The benchmark (`benchmarks/benchmark.erl`) is spawning N processes that will send a total of X request using the async
api's and then waits to read X responses. In `benchmarks/benchmark.config` you can find the config's for every driver
used in tests. During test in case of unexpected results from driver will log errors in console.

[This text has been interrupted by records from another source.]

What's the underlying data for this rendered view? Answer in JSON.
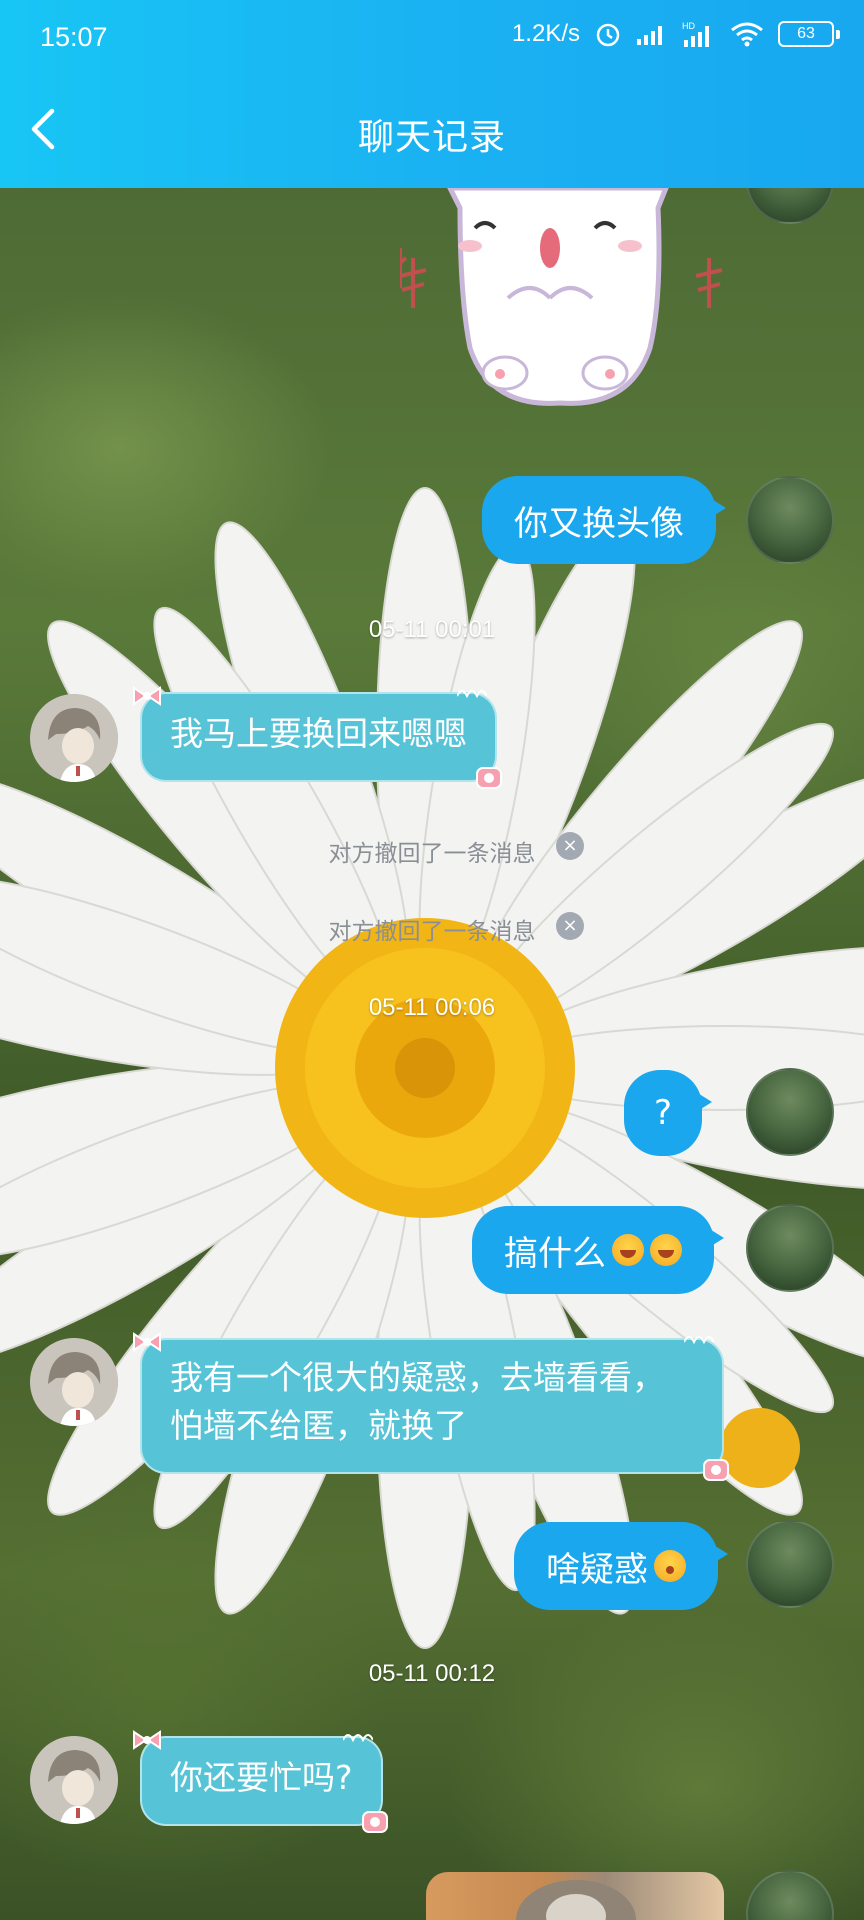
{
  "status_bar": {
    "time": "15:07",
    "net_speed": "1.2K/s",
    "battery": "63"
  },
  "header": {
    "title": "聊天记录"
  },
  "messages": {
    "m1": "你又换头像",
    "ts1": "05-11 00:01",
    "m2": "我马上要换回来嗯嗯",
    "recall1": "对方撤回了一条消息",
    "recall2": "对方撤回了一条消息",
    "ts2": "05-11 00:06",
    "m3": "?",
    "m4": "搞什么",
    "m5": "我有一个很大的疑惑，去墙看看，怕墙不给匿，就换了",
    "m6": "啥疑惑",
    "ts3": "05-11 00:12",
    "m7": "你还要忙吗?"
  },
  "colors": {
    "header": "#1ab2f2",
    "mine_bubble": "#1aa7ee",
    "their_bubble": "#56c3d6"
  },
  "icons": [
    "back-icon",
    "alarm-icon",
    "signal-icon",
    "wifi-icon",
    "battery-icon",
    "laugh-emoji-icon",
    "surprised-emoji-icon",
    "sticker-cat-icon"
  ]
}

To run the benchmark yourself you should do:

- in `rebar.config` remove comment for `cqerl` and `marina` deps
- copy `benchmarks/benchmark.erl` and `load_test.erl` in `src`
- recompile using `rebar3`
- change the cluster ip in `benchmark.config` for all drivers
- create the testing keyspace and tables using `load_test:prepare_load_test_table().`
- use `make benchmark` as described above

The following test was run on a MacBook Pro with Mac OS Sierra 10.12.6 and the cassandra cluster was running on other 3
physical machines in the same LAN. The schema was created using `load_test:prepare_load_test_table` from `benchmarks/load_test.erl`.
Basically the schema contains all possible data types and the query is based on a primary key (will return the same
row all the time which is fine because we test the driver performances and not the server one)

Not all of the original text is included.